Leaders at the General Assembly say they hope to leave town on Saturday.
They have been pressing to finish a handful of critical bills before them.
Under the film credit bill, the maximum amount a production could receive would rise from $7.5 million to $20 million, depending on how much the production spent.
Gov. Bev Perdue has called for lawmakers to pass this measure after visiting Hollywood earlier this year.
North Carolina’s film credit is “refundable,” meaning that if filmmakers are due more credits than they would have to pay in taxes, the state will write them a check.
Since 2006, N.C. Department of Revenue officials said, the state has issued roughly $44 million in credits. Of that amount, $25 million in cash refunds have gone to filmmakers who paid no income taxes to the state.
Expanding the credit likely would mean even more money would be refunded directly to film companies.
“They are a cash deal. But just last year alone, $148 million was spent by the film industry in North Carolina,” said Rep. Bill Owens, an Elizabeth City Democrat helping to negotiate a House-Senate compromise on the bill that contains the film incentives.

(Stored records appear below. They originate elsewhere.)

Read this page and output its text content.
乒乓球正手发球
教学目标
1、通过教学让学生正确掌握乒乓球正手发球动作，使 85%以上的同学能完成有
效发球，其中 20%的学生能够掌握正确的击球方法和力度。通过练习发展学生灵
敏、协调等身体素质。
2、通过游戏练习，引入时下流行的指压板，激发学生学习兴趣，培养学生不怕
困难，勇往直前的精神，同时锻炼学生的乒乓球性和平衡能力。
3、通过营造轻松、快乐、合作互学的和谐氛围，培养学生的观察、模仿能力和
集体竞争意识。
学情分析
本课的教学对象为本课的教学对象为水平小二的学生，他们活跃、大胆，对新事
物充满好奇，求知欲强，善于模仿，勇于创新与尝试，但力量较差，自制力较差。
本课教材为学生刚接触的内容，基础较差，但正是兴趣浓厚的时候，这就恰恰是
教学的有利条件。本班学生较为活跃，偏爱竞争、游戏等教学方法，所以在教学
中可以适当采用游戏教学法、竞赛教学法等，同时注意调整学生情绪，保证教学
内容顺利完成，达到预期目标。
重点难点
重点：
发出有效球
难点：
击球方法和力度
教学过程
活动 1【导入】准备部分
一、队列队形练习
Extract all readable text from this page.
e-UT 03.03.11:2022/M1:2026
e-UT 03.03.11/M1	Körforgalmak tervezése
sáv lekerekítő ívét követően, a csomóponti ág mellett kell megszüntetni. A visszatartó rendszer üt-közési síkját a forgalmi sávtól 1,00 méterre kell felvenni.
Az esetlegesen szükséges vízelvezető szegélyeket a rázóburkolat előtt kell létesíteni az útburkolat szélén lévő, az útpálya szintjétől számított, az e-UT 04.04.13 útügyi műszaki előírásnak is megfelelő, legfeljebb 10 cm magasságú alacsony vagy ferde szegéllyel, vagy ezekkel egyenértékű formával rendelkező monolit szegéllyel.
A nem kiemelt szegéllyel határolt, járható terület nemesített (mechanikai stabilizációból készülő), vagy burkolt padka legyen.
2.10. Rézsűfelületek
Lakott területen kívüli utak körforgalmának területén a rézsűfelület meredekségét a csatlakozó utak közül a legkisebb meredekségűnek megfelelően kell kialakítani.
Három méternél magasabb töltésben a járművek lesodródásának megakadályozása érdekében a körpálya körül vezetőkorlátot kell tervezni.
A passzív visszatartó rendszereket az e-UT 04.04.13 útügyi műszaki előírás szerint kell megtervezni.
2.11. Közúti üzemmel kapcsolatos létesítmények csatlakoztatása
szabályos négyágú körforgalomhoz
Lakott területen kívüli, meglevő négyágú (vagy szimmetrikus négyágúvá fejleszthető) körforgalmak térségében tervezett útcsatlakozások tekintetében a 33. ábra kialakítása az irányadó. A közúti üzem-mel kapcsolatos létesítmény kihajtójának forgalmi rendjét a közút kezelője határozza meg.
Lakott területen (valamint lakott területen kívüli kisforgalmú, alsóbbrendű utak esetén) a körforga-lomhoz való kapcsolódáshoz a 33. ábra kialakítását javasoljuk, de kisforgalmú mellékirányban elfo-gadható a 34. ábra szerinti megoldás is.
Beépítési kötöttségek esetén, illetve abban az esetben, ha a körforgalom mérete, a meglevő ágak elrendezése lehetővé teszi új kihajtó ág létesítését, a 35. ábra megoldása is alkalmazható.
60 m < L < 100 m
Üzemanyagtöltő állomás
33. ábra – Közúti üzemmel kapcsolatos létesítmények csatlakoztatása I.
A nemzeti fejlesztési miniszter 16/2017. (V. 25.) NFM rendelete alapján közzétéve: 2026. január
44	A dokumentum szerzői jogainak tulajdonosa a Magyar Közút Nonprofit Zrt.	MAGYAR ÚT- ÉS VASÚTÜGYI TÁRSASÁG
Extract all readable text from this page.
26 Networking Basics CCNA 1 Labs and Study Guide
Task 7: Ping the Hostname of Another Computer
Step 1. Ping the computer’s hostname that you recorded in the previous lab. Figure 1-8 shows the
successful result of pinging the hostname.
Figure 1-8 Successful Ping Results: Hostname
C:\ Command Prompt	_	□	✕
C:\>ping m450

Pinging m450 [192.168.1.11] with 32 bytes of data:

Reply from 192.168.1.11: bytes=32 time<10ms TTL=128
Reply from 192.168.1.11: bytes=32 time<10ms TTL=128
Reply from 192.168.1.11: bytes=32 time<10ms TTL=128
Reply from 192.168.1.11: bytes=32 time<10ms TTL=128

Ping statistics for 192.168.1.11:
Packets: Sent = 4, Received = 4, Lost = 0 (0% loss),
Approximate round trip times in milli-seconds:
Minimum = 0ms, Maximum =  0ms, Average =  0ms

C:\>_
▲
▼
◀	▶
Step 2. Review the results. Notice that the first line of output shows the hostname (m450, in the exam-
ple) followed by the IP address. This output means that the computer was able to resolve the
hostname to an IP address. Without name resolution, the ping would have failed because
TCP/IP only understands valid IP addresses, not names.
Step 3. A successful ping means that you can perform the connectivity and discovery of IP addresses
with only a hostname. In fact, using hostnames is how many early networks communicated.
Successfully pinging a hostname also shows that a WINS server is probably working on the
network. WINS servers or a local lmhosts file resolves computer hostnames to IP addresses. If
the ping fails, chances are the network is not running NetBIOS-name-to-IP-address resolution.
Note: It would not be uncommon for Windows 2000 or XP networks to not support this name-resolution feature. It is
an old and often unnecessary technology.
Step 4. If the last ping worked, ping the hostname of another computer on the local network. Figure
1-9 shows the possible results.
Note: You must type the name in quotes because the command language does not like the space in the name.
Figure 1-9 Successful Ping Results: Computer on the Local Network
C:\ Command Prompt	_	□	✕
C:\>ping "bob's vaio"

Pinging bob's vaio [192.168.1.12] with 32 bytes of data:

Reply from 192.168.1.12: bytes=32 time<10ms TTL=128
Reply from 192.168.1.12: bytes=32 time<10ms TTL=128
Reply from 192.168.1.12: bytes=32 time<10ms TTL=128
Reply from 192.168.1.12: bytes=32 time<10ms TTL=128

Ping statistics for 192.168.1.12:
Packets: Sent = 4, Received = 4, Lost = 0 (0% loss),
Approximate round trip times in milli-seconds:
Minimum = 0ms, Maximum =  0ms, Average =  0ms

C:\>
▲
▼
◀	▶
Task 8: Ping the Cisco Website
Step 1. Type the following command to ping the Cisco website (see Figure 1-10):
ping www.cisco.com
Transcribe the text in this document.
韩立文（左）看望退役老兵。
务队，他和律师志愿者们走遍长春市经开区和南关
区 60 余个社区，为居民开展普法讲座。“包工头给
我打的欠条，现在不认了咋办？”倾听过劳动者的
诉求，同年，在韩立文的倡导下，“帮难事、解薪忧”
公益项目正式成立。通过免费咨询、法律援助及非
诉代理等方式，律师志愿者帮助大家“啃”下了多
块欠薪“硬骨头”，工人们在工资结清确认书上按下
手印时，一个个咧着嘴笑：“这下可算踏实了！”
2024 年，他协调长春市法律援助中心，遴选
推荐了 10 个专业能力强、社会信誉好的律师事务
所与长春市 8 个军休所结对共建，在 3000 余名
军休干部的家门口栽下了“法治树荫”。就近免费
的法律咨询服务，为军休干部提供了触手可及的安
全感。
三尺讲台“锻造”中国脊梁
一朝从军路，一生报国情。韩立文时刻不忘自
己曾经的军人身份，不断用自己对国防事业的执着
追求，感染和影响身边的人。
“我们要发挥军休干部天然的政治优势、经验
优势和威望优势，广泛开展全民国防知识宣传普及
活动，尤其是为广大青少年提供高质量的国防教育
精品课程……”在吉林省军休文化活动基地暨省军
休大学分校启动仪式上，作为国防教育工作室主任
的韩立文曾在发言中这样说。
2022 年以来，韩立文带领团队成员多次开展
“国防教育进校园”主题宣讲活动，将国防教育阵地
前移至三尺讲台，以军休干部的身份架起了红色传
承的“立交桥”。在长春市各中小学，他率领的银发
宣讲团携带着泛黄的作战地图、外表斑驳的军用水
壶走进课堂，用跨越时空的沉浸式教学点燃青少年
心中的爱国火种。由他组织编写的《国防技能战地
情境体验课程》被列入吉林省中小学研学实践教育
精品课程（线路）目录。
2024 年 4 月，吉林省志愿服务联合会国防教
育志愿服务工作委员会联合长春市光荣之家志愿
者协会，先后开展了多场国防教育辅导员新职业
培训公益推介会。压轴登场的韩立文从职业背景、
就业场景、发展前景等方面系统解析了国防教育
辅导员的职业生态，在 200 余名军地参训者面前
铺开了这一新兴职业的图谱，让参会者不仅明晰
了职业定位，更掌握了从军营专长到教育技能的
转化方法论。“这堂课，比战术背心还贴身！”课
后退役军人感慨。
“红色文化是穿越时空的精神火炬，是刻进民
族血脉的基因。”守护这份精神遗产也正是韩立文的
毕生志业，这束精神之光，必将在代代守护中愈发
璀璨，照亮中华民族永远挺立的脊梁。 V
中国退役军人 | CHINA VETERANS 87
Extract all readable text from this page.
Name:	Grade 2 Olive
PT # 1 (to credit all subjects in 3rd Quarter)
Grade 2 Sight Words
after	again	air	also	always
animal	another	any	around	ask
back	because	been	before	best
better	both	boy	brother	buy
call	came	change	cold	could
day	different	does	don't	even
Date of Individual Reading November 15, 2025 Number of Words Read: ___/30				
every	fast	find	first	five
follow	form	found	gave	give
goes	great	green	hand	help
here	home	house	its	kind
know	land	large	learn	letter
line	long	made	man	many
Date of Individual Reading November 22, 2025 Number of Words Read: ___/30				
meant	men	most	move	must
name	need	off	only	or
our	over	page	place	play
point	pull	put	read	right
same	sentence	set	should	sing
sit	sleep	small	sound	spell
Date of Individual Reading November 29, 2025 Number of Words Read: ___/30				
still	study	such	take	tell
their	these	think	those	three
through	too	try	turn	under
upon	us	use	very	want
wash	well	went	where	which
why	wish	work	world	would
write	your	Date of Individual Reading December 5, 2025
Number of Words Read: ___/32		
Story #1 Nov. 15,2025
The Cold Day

Owens said North Carolina either needs to expand its credits to keep up with other states or “we should just give up on the business.”
Rep. John Blust, a Greensboro Republican, said North Carolina should not be taking money from middle-class people and giving it to filmmakers and their highly compensated stars.
He pointed to the Renee Zellweger and George Clooney movie “Leatherheads,” which was filmed in the Triad.
“Did that movie do anything permanent for Greensboro?” Blust asked.
He added that the film credit “has reached the point where the research shows it doesn’t pay. You’ve got to go so high, the state loses money by doing it.”
As of late Thursday, lawmakers were trying to settle differences between the House and Senate on the bill.
Also late Thursday, the House voted 79-30 to pass a separate incentives bill that contains tax breaks for data centers such as the one Alamance County is trying to attract. The facility is widely reported to be connected to the software giant Microsoft.
The bill expands sales-tax breaks on equipment and electricity for companies in exchange for them making a certain amount of investment.
“This is corporate welfare,” Rep. Paul “Skip” Stam said, urging his colleagues to vote against the measure.
However, other lawmakers said it was needed to lure jobs to the state.
The Senate still must approve the bill, but it is likely to pass. Senators passed it on a 43-4 vote when they first looked at the measure.